The best part was that from that description, he knew exactly the place I was talking about.

Friday, May 1, 2009

A Run-In in the Hospital Garage

One of the things I hate about the DC area is the apparently excessive number of people who have an entitlement complex. As in, I'm better than you, so I deserve X.

I had a run-in with a couple of these people back in February in the Inova Fairfax blue garage, and I've only recently calmed down enough about it to write the story.

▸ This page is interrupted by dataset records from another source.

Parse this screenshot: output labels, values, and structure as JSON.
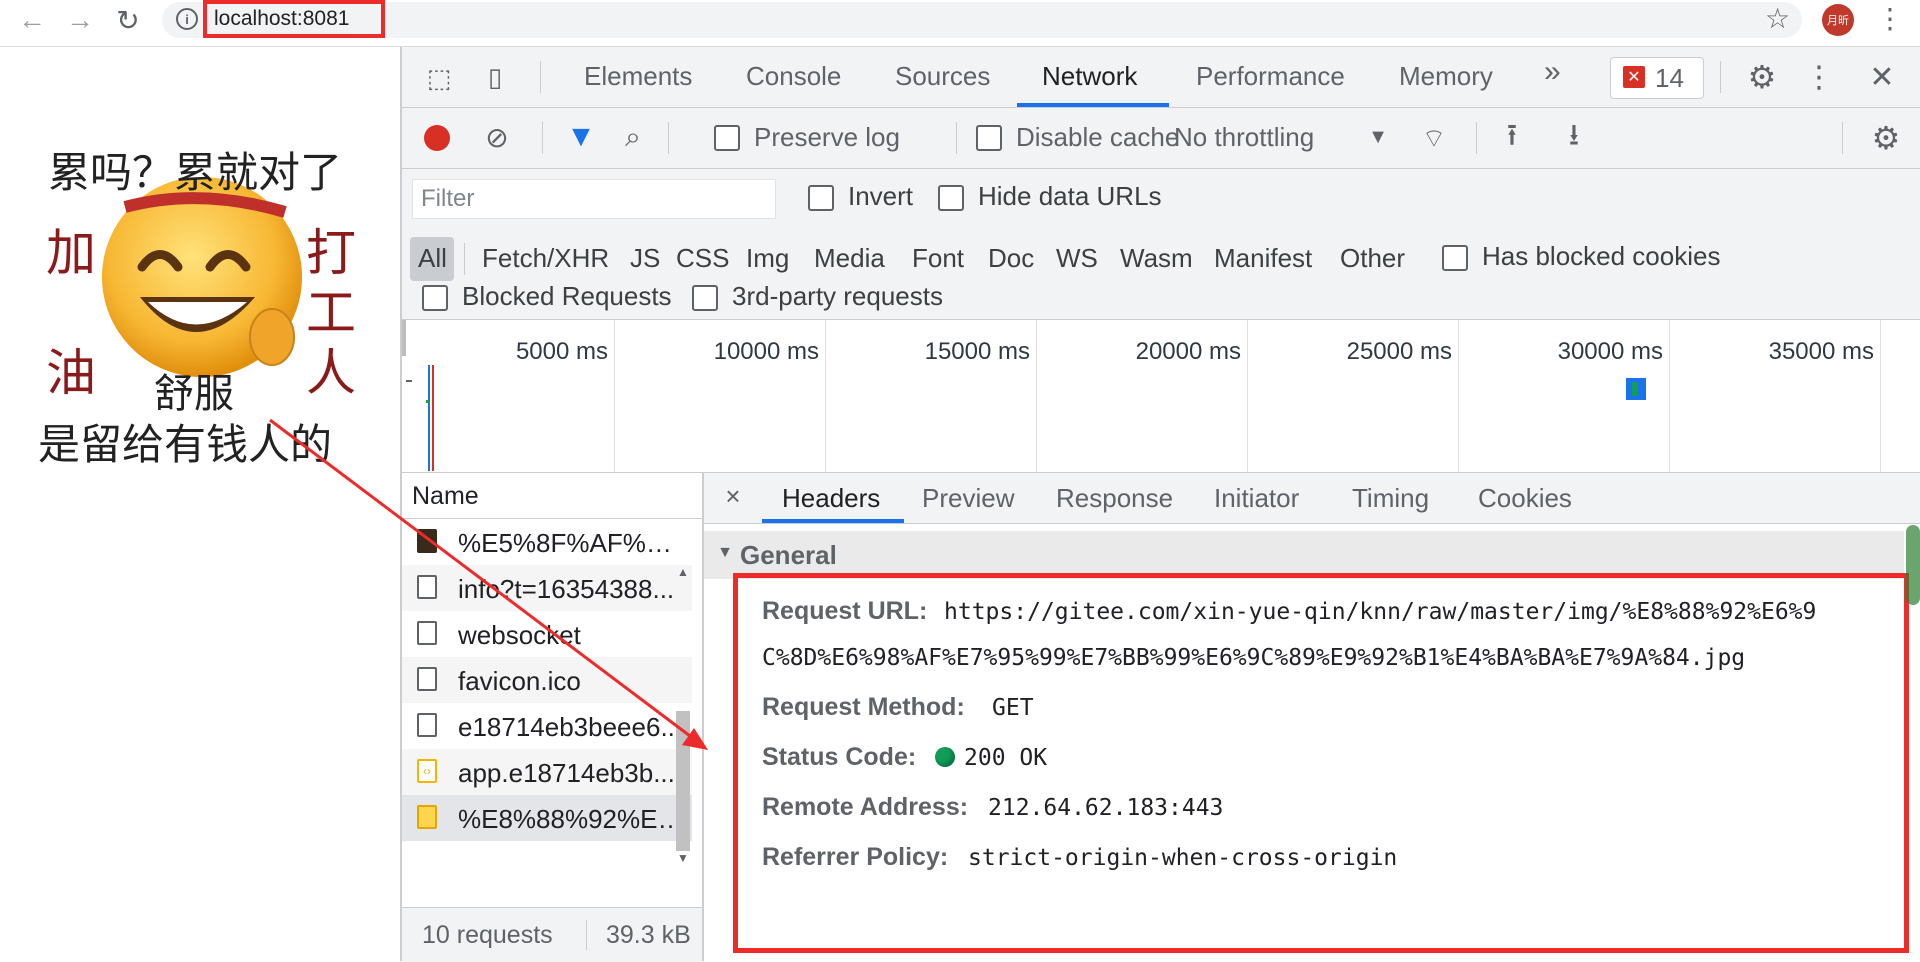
{
  "browser": {
    "url": "localhost:8081",
    "avatar_text": "月昕"
  },
  "page": {
    "meme_lines": [
      "累吗？累就对了",
      "加",
      "油",
      "打",
      "工",
      "人",
      "舒服",
      "是留给有钱人的"
    ]
  },
  "devtools": {
    "tabs": [
      "Elements",
      "Console",
      "Sources",
      "Network",
      "Performance",
      "Memory"
    ],
    "more_tabs": "»",
    "error_count": "14",
    "toolbar": {
      "preserve_log": "Preserve log",
      "disable_cache": "Disable cache",
      "throttling": "No throttling"
    },
    "filter": {
      "placeholder": "Filter",
      "invert": "Invert",
      "hide_data_urls": "Hide data URLs",
      "types": [
        "All",
        "Fetch/XHR",
        "JS",
        "CSS",
        "Img",
        "Media",
        "Font",
        "Doc",
        "WS",
        "Wasm",
        "Manifest",
        "Other"
      ],
      "has_blocked_cookies": "Has blocked cookies",
      "blocked_requests": "Blocked Requests",
      "third_party": "3rd-party requests"
    },
    "overview": {
      "ticks": [
        "5000 ms",
        "10000 ms",
        "15000 ms",
        "20000 ms",
        "25000 ms",
        "30000 ms",
        "35000 ms"
      ]
    },
    "requests": {
      "header": "Name",
      "rows": [
        "%E5%8F%AF%E7...",
        "info?t=16354388...",
        "websocket",
        "favicon.ico",
        "e18714eb3beee6...",
        "app.e18714eb3b...",
        "%E8%88%92%E6..."
      ],
      "count": "10 requests",
      "size": "39.3 kB"
    },
    "details": {
      "close": "×",
      "tabs": [
        "Headers",
        "Preview",
        "Response",
        "Initiator",
        "Timing",
        "Cookies"
      ],
      "general_title": "General",
      "fields": [
        {
          "key": "Request URL:",
          "value": "https://gitee.com/xin-yue-qin/knn/raw/master/img/%E8%88%92%E6%9",
          "value2": "C%8D%E6%98%AF%E7%95%99%E7%BB%99%E6%9C%89%E9%92%B1%E4%BA%BA%E7%9A%84.jpg"
        },
        {
          "key": "Request Method:",
          "value": "GET"
        },
        {
          "key": "Status Code:",
          "value": "200 OK"
        },
        {
          "key": "Remote Address:",
          "value": "212.64.62.183:443"
        },
        {
          "key": "Referrer Policy:",
          "value": "strict-origin-when-cross-origin"
        }
      ]
    }
  },
  "colors": {
    "accent": "#1a73e8",
    "highlight": "#ee2b2b",
    "record": "#d93025",
    "status_ok": "#0f9d58"
  }
}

The Inova Fairfax blue garage is a complete disaster, with dozens of spaces reserved for visiting doctors, physical therapy patients, cancer patients, radiology patients, etc. On a busy day, there's a lot of jockeying for the few remaining unmarked spaces. One cold day in February, I was headed in to the hospital to visit Lexie in the NICU when the line of cars in the garage came to a complete stop. Far ahead, I saw a giant black SUV backing down the ramp from the roof. I sat and waited. Normally this kind of thing might have annoyed me, but I was too tired and worried to expend any energy on being annoyed at that point. I waited, and waited, and waited, more than five minutes, and the line didn't move.

The black SUV still sat at the bottom of the ramp ahead of us, blocking everyone's forward escape from our row. Cars had pulled in behind me in line, so I couldn't back up, either. Finally, I started to notice a few people coming out of the elevator bay and getting in their cars, and I figured this would unclog the bottleneck. The first two cars left, and the two cars in front of me took the spaces. Now only one car remained in front of me. And what do you know -- a space just in front of that car opened up. I waited patiently for the car in front of me to take the space, but it just sat there. After a minute or so, I figured, hey, I guess I'm next. I drove around that car and pulled into the space.

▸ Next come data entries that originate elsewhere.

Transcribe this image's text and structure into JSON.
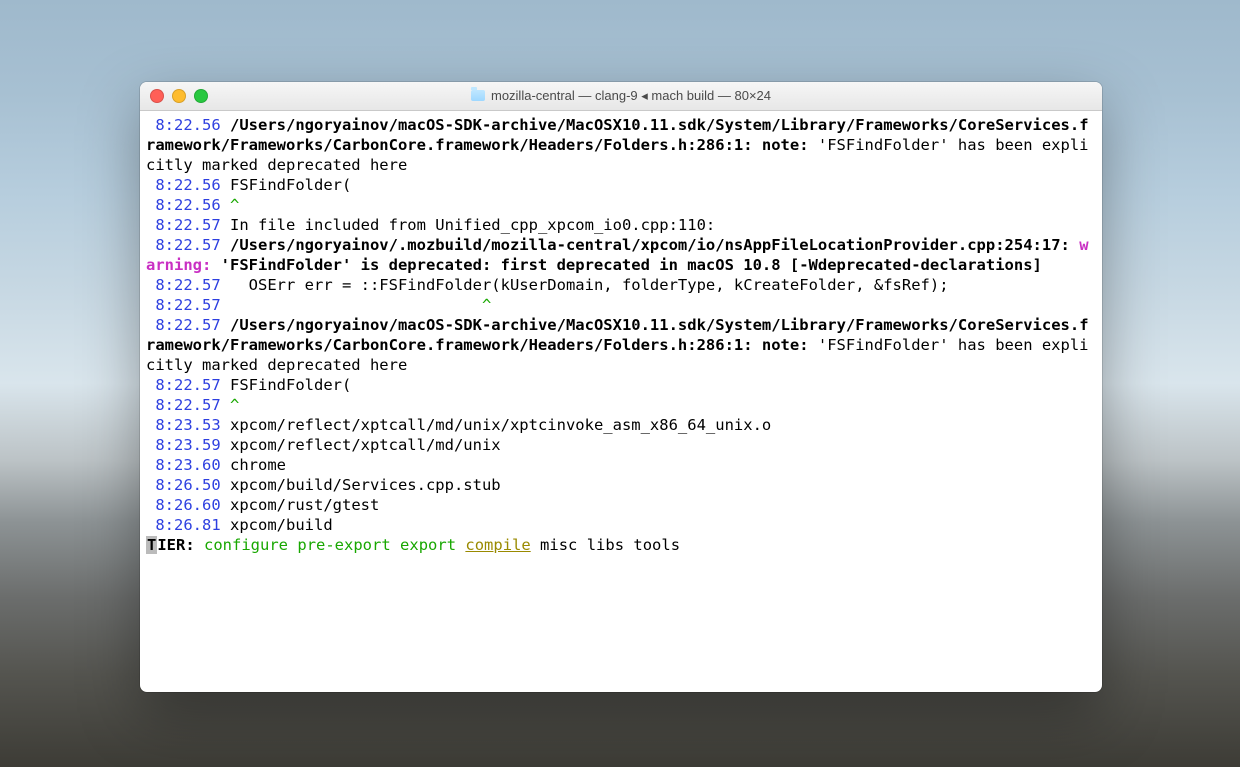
{
  "window": {
    "title": "mozilla-central — clang-9 ◂ mach build — 80×24"
  },
  "lines": [
    {
      "ts": " 8:22.56",
      "bold": true,
      "text": " /Users/ngoryainov/macOS-SDK-archive/MacOSX10.11.sdk/System/Library/Frameworks/CoreServices.framework/Frameworks/CarbonCore.framework/Headers/Folders.h:286:1: note: ",
      "tail": "'FSFindFolder' has been explicitly marked deprecated here"
    },
    {
      "ts": " 8:22.56",
      "text": " FSFindFolder("
    },
    {
      "ts": " 8:22.56",
      "caret_green": " ^"
    },
    {
      "ts": " 8:22.57",
      "text": " In file included from Unified_cpp_xpcom_io0.cpp:110:"
    },
    {
      "ts": " 8:22.57",
      "bold": true,
      "text": " /Users/ngoryainov/.mozbuild/mozilla-central/xpcom/io/nsAppFileLocationProvider.cpp:254:17: ",
      "warn": "warning: ",
      "tailbold": "'FSFindFolder' is deprecated: first deprecated in macOS 10.8 [-Wdeprecated-declarations]"
    },
    {
      "ts": " 8:22.57",
      "text": "   OSErr err = ::FSFindFolder(kUserDomain, folderType, kCreateFolder, &fsRef);"
    },
    {
      "ts": " 8:22.57",
      "caret_green": "                            ^"
    },
    {
      "ts": " 8:22.57",
      "bold": true,
      "text": " /Users/ngoryainov/macOS-SDK-archive/MacOSX10.11.sdk/System/Library/Frameworks/CoreServices.framework/Frameworks/CarbonCore.framework/Headers/Folders.h:286:1: note: ",
      "tail": "'FSFindFolder' has been explicitly marked deprecated here"
    },
    {
      "ts": " 8:22.57",
      "text": " FSFindFolder("
    },
    {
      "ts": " 8:22.57",
      "caret_green": " ^"
    },
    {
      "ts": " 8:23.53",
      "text": " xpcom/reflect/xptcall/md/unix/xptcinvoke_asm_x86_64_unix.o"
    },
    {
      "ts": " 8:23.59",
      "text": " xpcom/reflect/xptcall/md/unix"
    },
    {
      "ts": " 8:23.60",
      "text": " chrome"
    },
    {
      "ts": " 8:26.50",
      "text": " xpcom/build/Services.cpp.stub"
    },
    {
      "ts": " 8:26.60",
      "text": " xpcom/rust/gtest"
    },
    {
      "ts": " 8:26.81",
      "text": " xpcom/build"
    }
  ],
  "tier": {
    "label": "TIER:",
    "stages": [
      "configure",
      "pre-export",
      "export",
      "compile",
      "misc",
      "libs",
      "tools"
    ],
    "current": "compile"
  }
}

Suddenly I heard someone leaning on the horn. And I mean leaning. I decided to ignore it as I pulled together my bag and my cooler of milk for Lexie. As I was walking away from my car, Mr. Black SUV pulls up and yells, "THANKS FOR STEALING OUR SPACE." I continued to ignore him. "I JUST DROPPED OFF MY PREGNANT WIFE!" Oooooh, wrong thing to say to me.

"OH YEAH?" I yelled back. "WELL I'M GOING TO VISIT MY PREEMIE IN THE NICU." He sped off like the witless coward he was. He probably gave me the finger or something, but I didn't look back. I was a little thrown -- it had been a long while since I'd had to fight with someone like that, but I tried to calm down and headed into the elevator bay.

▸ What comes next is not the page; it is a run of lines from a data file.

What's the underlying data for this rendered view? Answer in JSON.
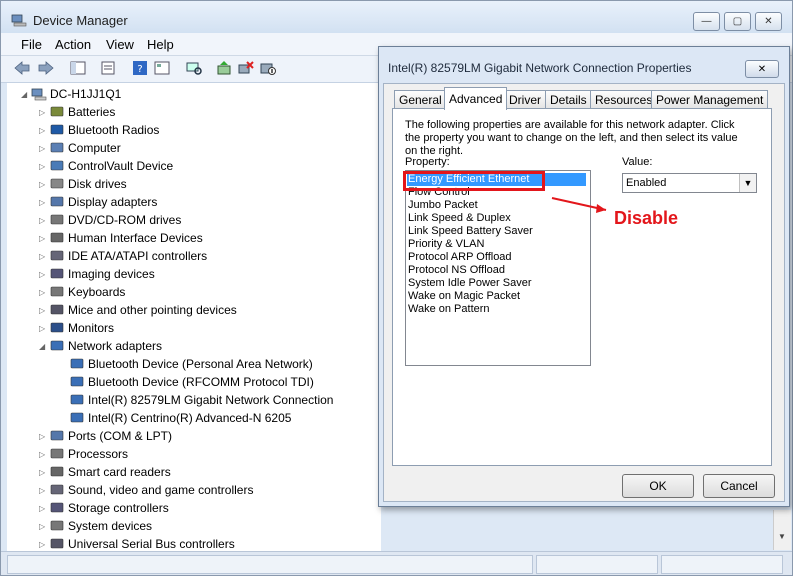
{
  "window": {
    "title": "Device Manager",
    "controls": [
      "—",
      "▢",
      "✕"
    ]
  },
  "menu": [
    "File",
    "Action",
    "View",
    "Help"
  ],
  "tree": {
    "root": "DC-H1JJ1Q1",
    "categories": [
      "Batteries",
      "Bluetooth Radios",
      "Computer",
      "ControlVault Device",
      "Disk drives",
      "Display adapters",
      "DVD/CD-ROM drives",
      "Human Interface Devices",
      "IDE ATA/ATAPI controllers",
      "Imaging devices",
      "Keyboards",
      "Mice and other pointing devices",
      "Monitors",
      "Network adapters"
    ],
    "network_children": [
      "Bluetooth Device (Personal Area Network)",
      "Bluetooth Device (RFCOMM Protocol TDI)",
      "Intel(R) 82579LM Gigabit Network Connection",
      "Intel(R) Centrino(R) Advanced-N 6205"
    ],
    "categories_after": [
      "Ports (COM & LPT)",
      "Processors",
      "Smart card readers",
      "Sound, video and game controllers",
      "Storage controllers",
      "System devices",
      "Universal Serial Bus controllers"
    ]
  },
  "dialog": {
    "title": "Intel(R) 82579LM Gigabit Network Connection Properties",
    "close": "✕",
    "tabs": [
      "General",
      "Advanced",
      "Driver",
      "Details",
      "Resources",
      "Power Management"
    ],
    "active_tab": "Advanced",
    "description": "The following properties are available for this network adapter. Click the property you want to change on the left, and then select its value on the right.",
    "property_label": "Property:",
    "value_label": "Value:",
    "properties": [
      "Energy Efficient Ethernet",
      "Flow Control",
      "Jumbo Packet",
      "Link Speed & Duplex",
      "Link Speed Battery Saver",
      "Priority & VLAN",
      "Protocol ARP Offload",
      "Protocol NS Offload",
      "System Idle Power Saver",
      "Wake on Magic Packet",
      "Wake on Pattern"
    ],
    "selected_property": "Energy Efficient Ethernet",
    "value": "Enabled",
    "ok": "OK",
    "cancel": "Cancel"
  },
  "annotation": {
    "text": "Disable",
    "color": "#e3161b"
  }
}
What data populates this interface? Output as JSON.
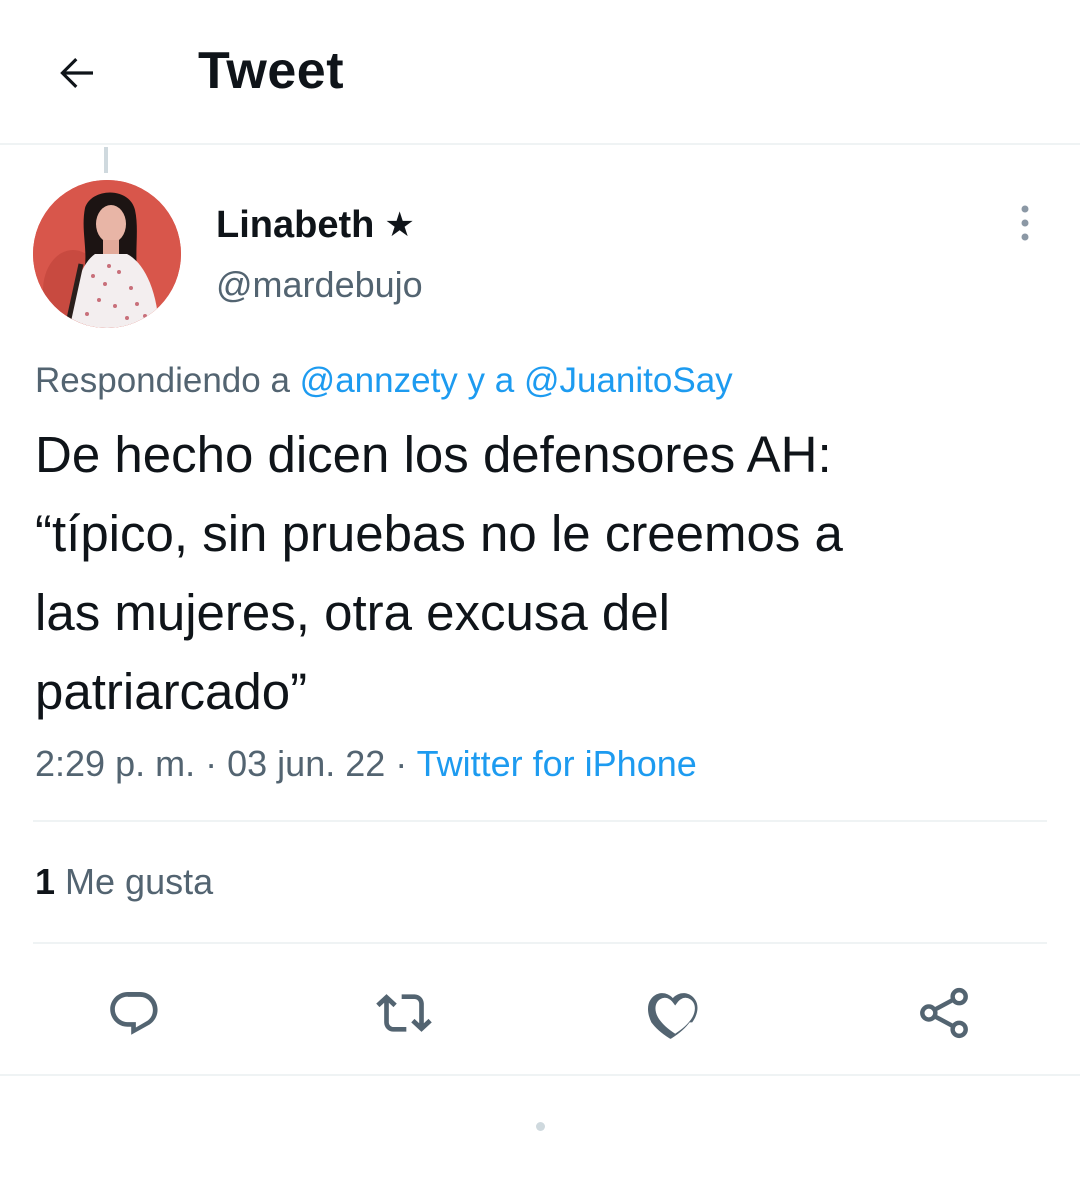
{
  "header": {
    "title": "Tweet",
    "back_icon": "arrow-left-icon"
  },
  "tweet": {
    "author": {
      "display_name": "Linabeth",
      "badge_glyph": "★",
      "handle": "@mardebujo"
    },
    "reply_context": {
      "prefix": "Respondiendo a",
      "mention_1": "@annzety",
      "connector": "y a",
      "mention_2": "@JuanitoSay"
    },
    "text": "De hecho dicen los defensores AH:\n“típico, sin pruebas no le creemos a\nlas mujeres, otra excusa del\npatriarcado”",
    "time": "2:29 p. m.",
    "separator": "·",
    "date": "03 jun. 22",
    "source": "Twitter for iPhone",
    "likes": {
      "count": "1",
      "label": "Me gusta"
    }
  },
  "actions": {
    "reply_icon": "reply-icon",
    "retweet_icon": "retweet-icon",
    "like_icon": "heart-icon",
    "share_icon": "share-icon"
  },
  "colors": {
    "link": "#1d9bf0",
    "secondary_text": "#536471",
    "primary_text": "#0f1419",
    "divider": "#eff3f4"
  }
}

Standing inside the door was a young-ish pregnant woman. She looked expensive. She watched me walk by, probably saw that I looked exhausted and frazzled -- like a weak, easy target -- and she made a big mistake.

"Thanks for stealing our space," she tossed at my back, maneuvering to show off her pregnant belly as I turned my head.

I stopped.

I turned around.

I engaged.

"I had no idea it was 'your' space. I'd been waiting forever without moving and a space finally opened up. I had just as much right to that space as you did." My voice rose and she began to shrink away, muttering a few "never minds" -- ha, too late, idiot. "And this is a hospital. We've ALL got problems. I'M GOING IN RIGHT NOW TO VISIT MY PREEMIE. I HOPE *YOUR* PREGNANCY IS A SUCCESSFUL ONE."

I spun on my heel and strode into the hospital. It really pissed me off that she thought a pregnant woman at the hospital should get special treatment over all the people there who may be DYING on any given day.

I do hope she felt sorely ashamed of herself, at least for a moment, before she went back to her rich little bubble of a life with her jerk of a husband.